The first class of hearing experts trained in Katherine have graduated ready to start work soon.
Marlee Bryce, Nikita Lines, Sherrilee Hayes and Tasheena Rankine officially finished the Hearing for Learning Initiative and left with a Certificate II in Aboriginal Primary Health.
The program was run by the Menzies School of Health Research.
Hearing for Learning Initiative joint chair Amanda Leach said the program teaches the students how to detect potential ear infections and hearing loss in remote Indigenous children before referring them to a health specialist.
Professor Leach said remote Indigenous children aren't getting the care they need right now.
"This is a major problem, ear and hearing problems for Aboriginal kids across the Territory," she said.
"Kids aren't getting properly serviced ... it's important to have hearing it's a human right."
The Menzies School of Health Research previously told the Katherine Times chronic hearing loss issues have been linked to poor school attendance in the Northern Territory.

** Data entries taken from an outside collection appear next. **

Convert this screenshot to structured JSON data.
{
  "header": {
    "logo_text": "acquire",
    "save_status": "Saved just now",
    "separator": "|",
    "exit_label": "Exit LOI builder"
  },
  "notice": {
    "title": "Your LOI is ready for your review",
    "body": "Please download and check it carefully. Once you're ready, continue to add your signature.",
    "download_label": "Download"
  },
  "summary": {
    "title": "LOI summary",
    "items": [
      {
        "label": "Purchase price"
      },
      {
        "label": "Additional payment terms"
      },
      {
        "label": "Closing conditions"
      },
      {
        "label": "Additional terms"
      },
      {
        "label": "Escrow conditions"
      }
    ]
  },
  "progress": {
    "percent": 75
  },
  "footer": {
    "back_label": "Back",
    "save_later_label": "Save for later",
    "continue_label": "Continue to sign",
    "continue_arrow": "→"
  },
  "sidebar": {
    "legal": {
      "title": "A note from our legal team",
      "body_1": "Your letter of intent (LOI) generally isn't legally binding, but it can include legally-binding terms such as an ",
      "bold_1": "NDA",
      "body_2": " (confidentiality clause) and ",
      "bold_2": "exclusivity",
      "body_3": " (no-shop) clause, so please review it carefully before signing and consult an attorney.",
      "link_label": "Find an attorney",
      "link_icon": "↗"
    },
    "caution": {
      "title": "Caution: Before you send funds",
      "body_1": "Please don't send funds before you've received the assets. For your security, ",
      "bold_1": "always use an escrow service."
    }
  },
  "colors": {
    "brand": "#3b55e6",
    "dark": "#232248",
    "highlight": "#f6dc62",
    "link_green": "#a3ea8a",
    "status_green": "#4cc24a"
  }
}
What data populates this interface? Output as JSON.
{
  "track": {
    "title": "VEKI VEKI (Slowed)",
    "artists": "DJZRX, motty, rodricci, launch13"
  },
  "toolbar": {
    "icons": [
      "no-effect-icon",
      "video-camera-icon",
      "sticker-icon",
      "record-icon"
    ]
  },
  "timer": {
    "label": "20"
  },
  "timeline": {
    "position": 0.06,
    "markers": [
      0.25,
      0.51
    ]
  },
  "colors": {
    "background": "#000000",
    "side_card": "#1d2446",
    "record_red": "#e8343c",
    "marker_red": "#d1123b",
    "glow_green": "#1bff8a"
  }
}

Up to nine in every 10 Aboriginal and Torres Strait Islander children under the age of three in the Northern Territory, suffer from otitis media, or "glue ear", in one or both ears.
"Most of that hearing and learning, and speech and language and brain development is happening in those early years," Professor Leach said.
Graduate Sherrilee Hayes said she was happy to finish the six week program and start working on country in local communities.
"I'm overwhelmed, proud not only of myself but of all the girls, we've achieved something that can help this community in the future," she said.
"I can't wait to start ... I think this is a good career start for us."
Graduate Marlee Bryce gave a speech on behalf of the class, thanking their trainers and looking ahead to working in the field.
The graduation was attended by stakeholders and community leaders like Deputy Mayor Peter Gazey.
Professor Leach said the program is unique and the first of its kind.
"This is a first, there's no one else delivering training for any other health condition on country," she said.
She said the graduates can become experts in more than just ears because the program allows them to move on to further studies or work in other areas of health care.
"I think this is a model of service delivery that can be picked up for skin issues for example."
Professor Leach said Katherine is one of 20 communities where the program will be rolled out, where up to five people will be trained in each community.